Therapeutic key for lung cancer discovered
Reprogramming of certain white blood cells around tumor tissue inhibits tumor growth
Tumor-associated macrophages, abbreviated TAM, play an important role in the progression of lung cancer. This special group of white blood cells, accumulates in the vicinity of tumor tissue. Previous studies showed that the more cells, especially of the tumor-promoting M2 subtype, are found in the vicinity of the tumor tissue, the higher the probability of an unfavorable course of lung tumor disease. In contrast, a second subtype, M1-TAM, has a more tumor-inhibitory effect.
In two different research approaches, DZL scientists from the Max Planck Institute for Heart and Lung Research in Bad Nauheim and the Justus Liebig University in Giessen now tried to create a tumor-inhibiting environment from a tumor-promoting one by reprogramming tumor-associated macrophages.
"Our strategy aims to reprogram tumor-promoting M2 TAMs into an M1-like anti-tumor cell type using genetic engineering," explains Rajkumar Savai, who led the studies.
To do this, the research group used a special type of RNA called long non-coding RNA (lncRNA). This RNA type influences the transcription process in many cell types. Transcription is the synthesis of RNA from a DNA template. Savai and his colleagues identified an lncRNA called ADPGK-AS1 in M2-TAM. "After we activated the macrophages in the experiment, these cells produced extra ADPGK-AS1. In addition, the RNA shifted from the cytoplasm to the mitochondria, where it affected energy production," Savai said. As a result, ADPGK-AS1 at high levels transformed the cells into an M2-like tumor-promoting cell type. To investigate whether, conversely, lacking ADPGK-AS1 could have an opposite effect, the scientists switched it off by genetically engineering macrophages. "In fact, we found that knocking out ADPGK-AS1 slowed tumor growth in both cell culture and animal experiments," Savai explains."We believe that targeting the production of ADPGK-AS1 in macrophages may be a viable approach to therapy."
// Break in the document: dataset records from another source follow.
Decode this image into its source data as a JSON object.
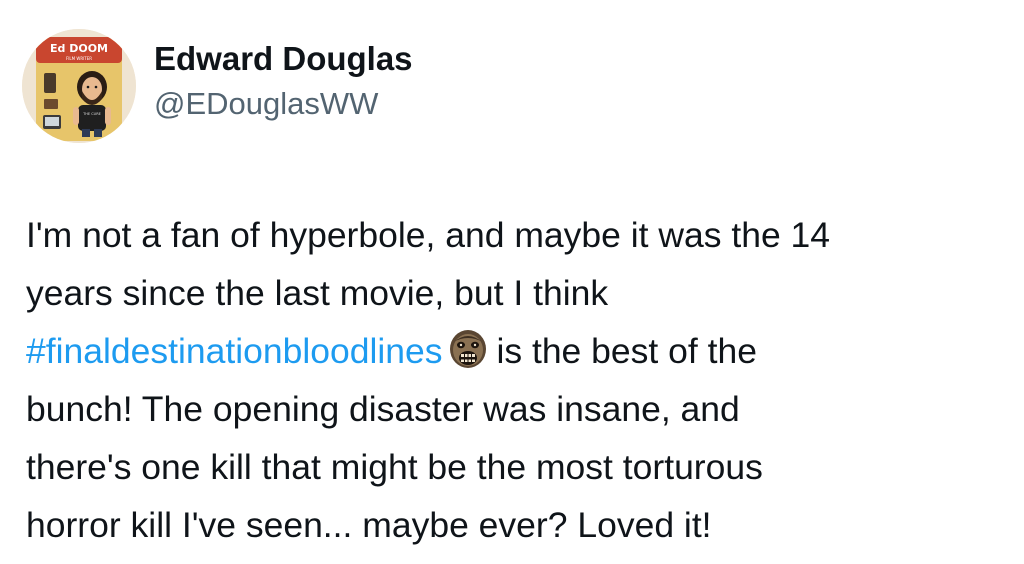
{
  "author": {
    "display_name": "Edward Douglas",
    "handle": "@EDouglasWW",
    "avatar": {
      "icon": "action-figure-avatar-icon",
      "box_title": "Ed DOOM",
      "box_subtitle": "FILM WRITER",
      "shirt_text": "THE CURE"
    }
  },
  "tweet": {
    "lines": [
      {
        "before": "I'm not a fan of hyperbole, and maybe it was the 14"
      },
      {
        "before": "years since the last movie, but I think"
      },
      {
        "hashtag": "#finaldestinationbloodlines",
        "emoji": "skull-face-emoji-icon",
        "after": "is the best of the"
      },
      {
        "before": "bunch! The opening disaster was insane, and"
      },
      {
        "before": "there's one kill that might be the most torturous"
      },
      {
        "before": "horror kill I've seen... maybe ever? Loved it!"
      }
    ]
  },
  "colors": {
    "hashtag": "#1d9bf0",
    "text": "#0f1419",
    "secondary": "#536471"
  }
}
The scientists also investigated the influence of epigenetic regulation of tumor-associated macrophages in a second study. The focus was on the enzyme histone deacetylase 2 (HDAC2). Evaluation of biopsies from lung cancer patients revealed a lower survival rate when M2-like macrophages produced particularly high levels of HDAC2. "Here, too, we therefore took the experimental approach of knocking out HDAC2 production in M2 TAMs. In fact, this led to the cells subsequently producing more M1-type marker proteins and fewer M2-type marker proteins," Savai said. In cell culture experiments, this affected tumor cell growth: Silencing HDAC2 in TAMs led to reduced cell division activity in tumor cells. In addition, more tumor cells died. This was confirmed in the mouse model: by pharmacologically inhibiting HDAC2, the resulting switch in macrophage phenotype from M2 to M1 led to delayed tumor growth. "With these two studies, we have succeeded in showing that epigenetic changes in macrophages in the tumor environment can enhance lung tumor growth," Savai said. "An immunosuppressive environment is created that compromises the efficacy of tumor therapies. "Therefore, Savai hopes to have found a therapeutic option with the inhibition of epigenetic regulators such as ADPGK-AS1 and HDAC2. "Immunotherapy targeting these two regulators in lung tumor-associated macrophages may represent a promising new strategy," Savai said.